Liputan6.com, Jakarta - BPJS Kesehatan mengumumkan kesiapannya untuk menanggung biaya penanganan medis terkait keracunan dalam Program Makan Bergizi Gratis (MBG). Namun, ada beberapa syarat yang harus dipenuhi agar penjaminan ini dapat berlaku.
Direktur Utama BPJS Kesehatan, Ali Ghufron Mukti menjelaskan bahwa biaya penanganan medis akan ditanggung selama kasus keracunan tidak dinyatakan sebagai Kejadian Luar Biasa (KLB).
"Biaya penanganan medis dalam kasus keracunan pada Program Makan Bergizi Gratis (MBG) dapat ditanggung oleh BPJS Kesehatan selama bukan kejadian luar biasa (KLB)," kata Ali Ghufron Mukti dikutip dari Antara.

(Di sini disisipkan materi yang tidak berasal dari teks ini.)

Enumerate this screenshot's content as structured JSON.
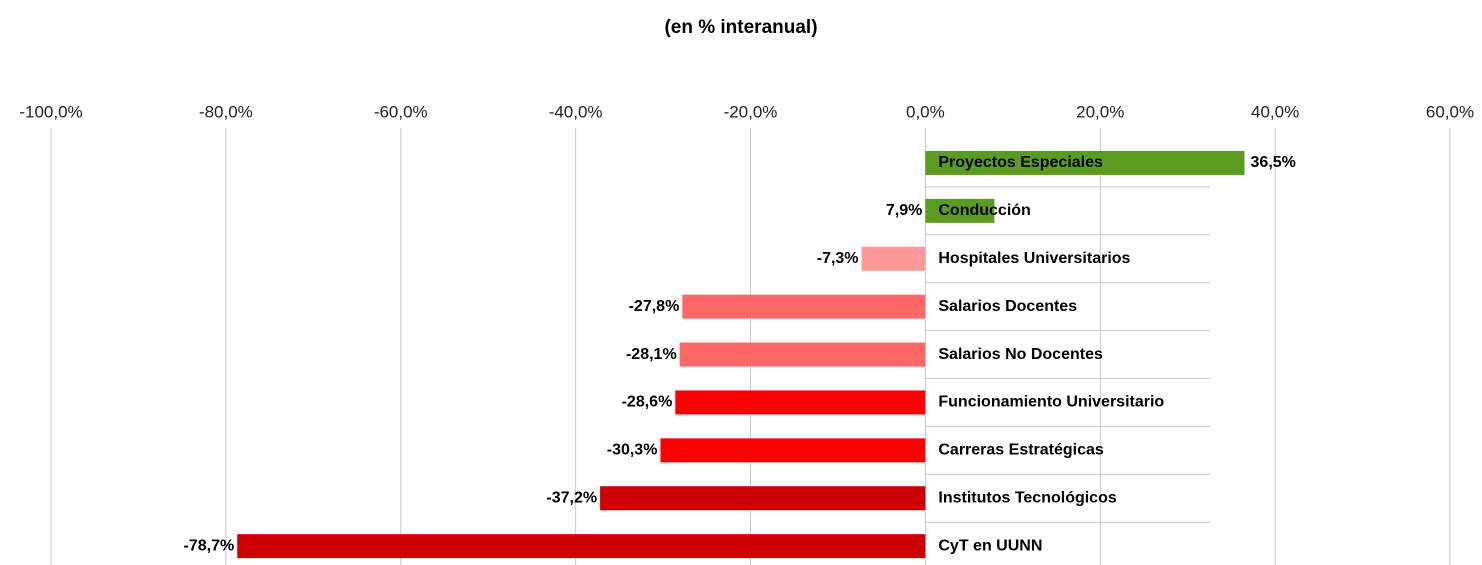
{
  "chart_data": {
    "type": "barh",
    "title": "(en % interanual)",
    "categories": [
      "Proyectos Especiales",
      "Conducción",
      "Hospitales Universitarios",
      "Salarios Docentes",
      "Salarios No Docentes",
      "Funcionamiento Universitario",
      "Carreras Estratégicas",
      "Institutos Tecnológicos",
      "CyT en UUNN"
    ],
    "values": [
      36.5,
      7.9,
      -7.3,
      -27.8,
      -28.1,
      -28.6,
      -30.3,
      -37.2,
      -78.7
    ],
    "value_labels": [
      "36,5%",
      "7,9%",
      "-7,3%",
      "-27,8%",
      "-28,1%",
      "-28,6%",
      "-30,3%",
      "-37,2%",
      "-78,7%"
    ],
    "colors": [
      "#5b9b1f",
      "#5b9b1f",
      "#ff9999",
      "#ff6666",
      "#ff6666",
      "#ff0000",
      "#ff0000",
      "#cc0000",
      "#cc0000"
    ],
    "xlim": [
      -100,
      60
    ],
    "xticks": [
      {
        "value": -100,
        "label": "-100,0%"
      },
      {
        "value": -80,
        "label": "-80,0%"
      },
      {
        "value": -60,
        "label": "-60,0%"
      },
      {
        "value": -40,
        "label": "-40,0%"
      },
      {
        "value": -20,
        "label": "-20,0%"
      },
      {
        "value": 0,
        "label": "0,0%"
      },
      {
        "value": 20,
        "label": "20,0%"
      },
      {
        "value": 40,
        "label": "40,0%"
      },
      {
        "value": 60,
        "label": "60,0%"
      }
    ],
    "grid": true
  }
}
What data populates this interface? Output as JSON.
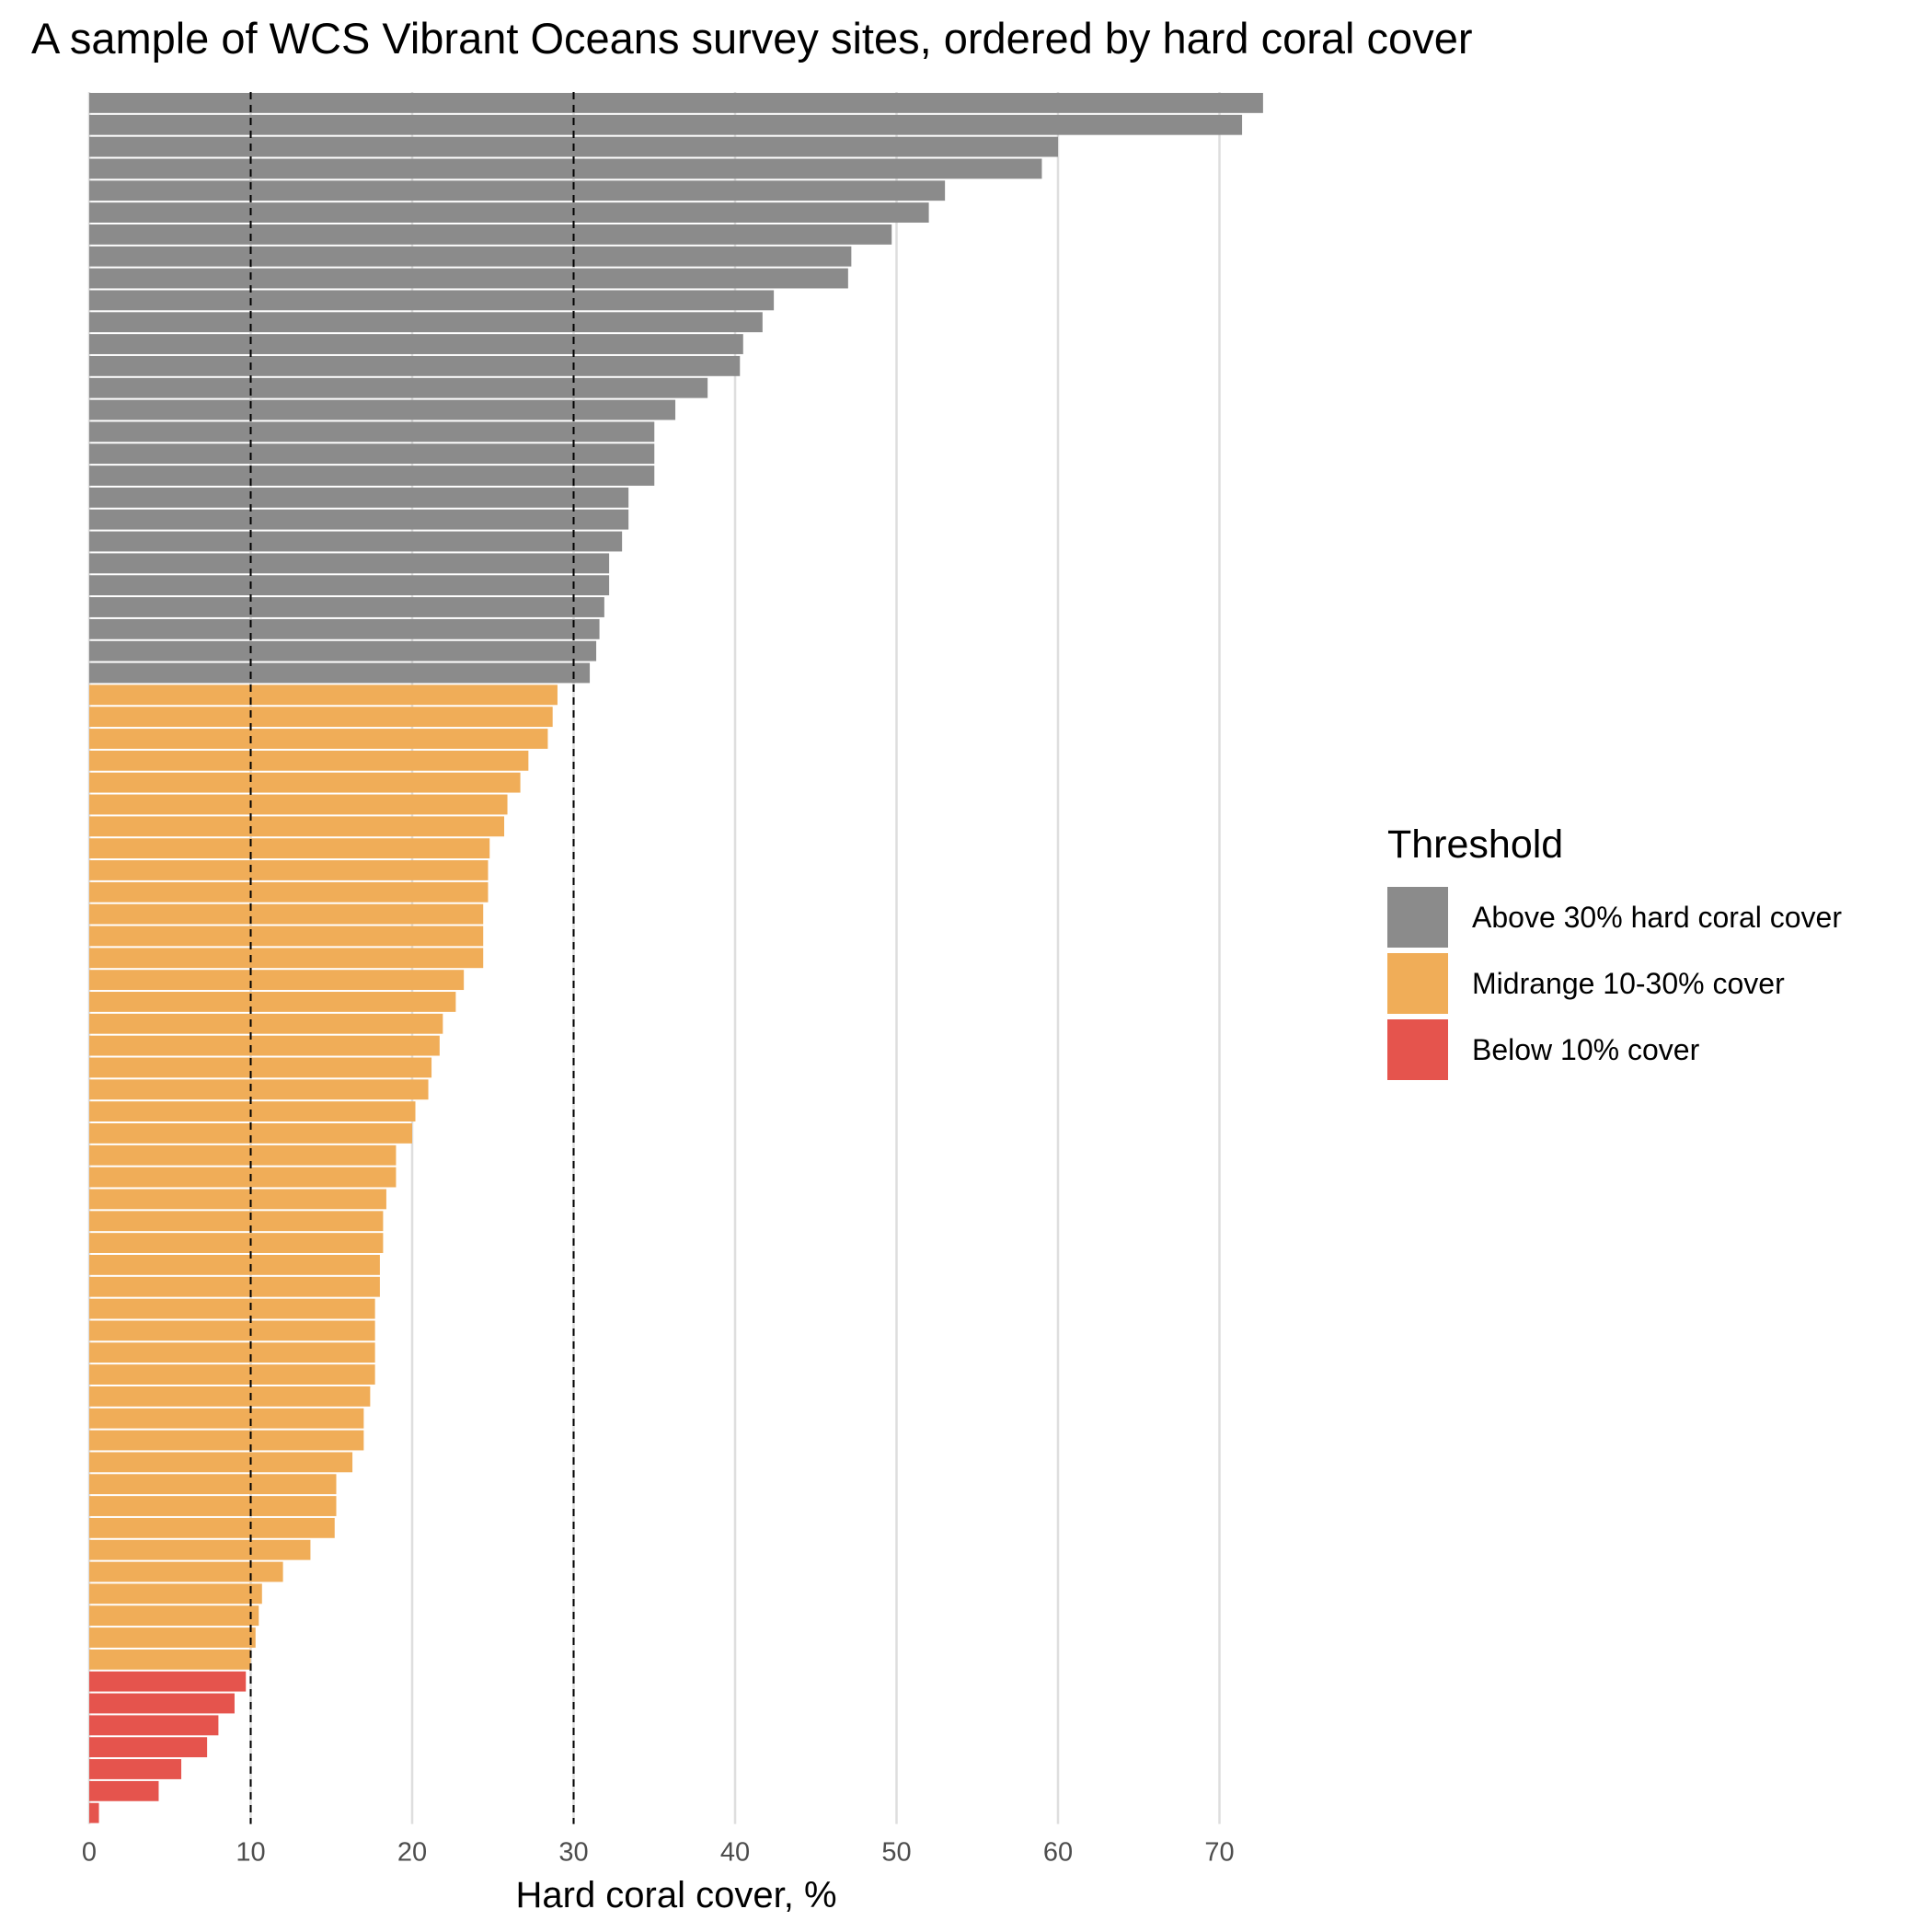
{
  "chart_data": {
    "type": "bar",
    "orientation": "horizontal",
    "title": "A sample of WCS Vibrant Oceans survey sites, ordered by hard coral cover",
    "xlabel": "Hard coral cover, %",
    "ylabel": "",
    "xlim": [
      0,
      75
    ],
    "xticks": [
      0,
      10,
      20,
      30,
      40,
      50,
      60,
      70
    ],
    "reference_lines": [
      10,
      30
    ],
    "grid": "vertical major gridlines",
    "legend": {
      "title": "Threshold",
      "position": "right",
      "entries": [
        {
          "key": "above",
          "label": "Above 30% hard coral cover",
          "color": "#8b8b8b"
        },
        {
          "key": "mid",
          "label": "Midrange 10-30% cover",
          "color": "#f0ad58"
        },
        {
          "key": "below",
          "label": "Below 10% cover",
          "color": "#e5544d"
        }
      ]
    },
    "values": [
      72.7,
      71.4,
      60.0,
      59.0,
      53.0,
      52.0,
      49.7,
      47.2,
      47.0,
      42.4,
      41.7,
      40.5,
      40.3,
      38.3,
      36.3,
      35.0,
      35.0,
      35.0,
      33.4,
      33.4,
      33.0,
      32.2,
      32.2,
      31.9,
      31.6,
      31.4,
      31.0,
      29.0,
      28.7,
      28.4,
      27.2,
      26.7,
      25.9,
      25.7,
      24.8,
      24.7,
      24.7,
      24.4,
      24.4,
      24.4,
      23.2,
      22.7,
      21.9,
      21.7,
      21.2,
      21.0,
      20.2,
      20.0,
      19.0,
      19.0,
      18.4,
      18.2,
      18.2,
      18.0,
      18.0,
      17.7,
      17.7,
      17.7,
      17.7,
      17.4,
      17.0,
      17.0,
      16.3,
      15.3,
      15.3,
      15.2,
      13.7,
      12.0,
      10.7,
      10.5,
      10.3,
      10.0,
      9.7,
      9.0,
      8.0,
      7.3,
      5.7,
      4.3,
      0.6
    ]
  }
}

Penjaminan ini hanya berlaku bagi peserta aktif BPJS Kesehatan. "Namun demikian, nilai manfaat ini hanya berlaku bagi peserta BPJS Kesehatan saja," tambahnya.
Jika suatu insiden keracunan dinyatakan sebagai KLB lokal, maka tanggung jawab penanganan biaya akan berada di tangan pemerintah daerah. "Sepanjang tidak ada declare bahwa itu masalah terkait dengan KLB, kalau KLB lokal, maka tanggung jawabnya pemda," ujar Ali.
Data Kasus Keracunan MBG
Hingga pertengahan September 2025, Kementerian Kesehatan melaporkan adanya 60 kasus keracunan dengan total 5.207 penderita akibat insiden keracunan menu MBG. "Hingga pertengahan September 2025, Kementerian Kesehatan melaporkan sedikitnya 60 kasus dengan 5.207 penderita dari insiden keracunan menu MBG," kata Ali.
Sementara itu, Badan Pengawas Obat dan Makanan (BPOM) mencatat 55 kasus dengan 5.320 penderita. Provinsi Jawa Barat diidentifikasi sebagai wilayah dengan jumlah kasus keracunan MBG terbanyak. "Jawa Barat menjadi provinsi dengan kasus keracunan MBG terbanyak," ujarnya.
Transparansi Data dan Verifikasi
Menteri Kesehatan, Budi Gunadi Sadikin, juga menekankan pentingnya transparansi data terkait dugaan kasus keracunan dalam Program Makan Bergizi Gratis. Data tersebut akan dibuka untuk publik melalui Badan Gizi Nasional (BGN).
"Data mengenai dugaan kasus keracunan dalam Program Makan Bergizi Gratis (MBG) akan dibuka untuk publik melalui Badan Gizi Nasional (BGN)," ujar Budi.
Data tersebut telah dikumpulkan secara harian oleh Kementerian Kesehatan melalui jaringan puskesmas di seluruh Indonesia dan telah disampaikan kepada BGN untuk proses verifikasi lebih lanjut.
"Sudah ada datanya, sudah kami share kepada BGN. Nanti yang mengeluarkan BGN," tambahnya.
Laporan kasus keracunan berasal dari Satuan Pelayanan Pemenuhan Gizi (SPPG) di sekolah-sekolah, yang terhubung dengan sistem pelaporan di puskesmas.
"Laporan yang diterima berasal dari Satuan Pelayanan Pemenuhan Gizi (SPPG) di sekolah-sekolah, yang telah terhubung dengan sistem pelaporan di puskesmas," tambah Budi.
Aksesibilitas BPJS Kesehatan
Dari sisi aksesibilitas, BPJS Kesehatan telah bekerja sama dengan 23.586 Fasilitas Kesehatan Tingkat Pertama (FKTP), 3.157 Fasilitas Kesehatan Rujukan Tingkat Lanjutan (FKRTL), dan 6.526 fasilitas kesehatan penunjang di seluruh Indonesia.
"Program JKN memiliki prinsip portabilitas, maka pesertanya bisa mengakses pelayanan kesehatan di seluruh Indonesia," kata perwakilan BPJS Kesehatan, Rizzky.
Peserta BPJS Kesehatan tidak perlu mengurus berkas klaim apapun setelah berobat, karena BPJS Kesehatan akan membayari biaya berobat peserta langsung ke fasilitas kesehatan.
"Selama peserta mengikuti prosedur berobat yang benar, fasilitas kesehatan tidak diperkenankan menarik iur biaya tambahan apapun dari peserta," pungkas Rizzky.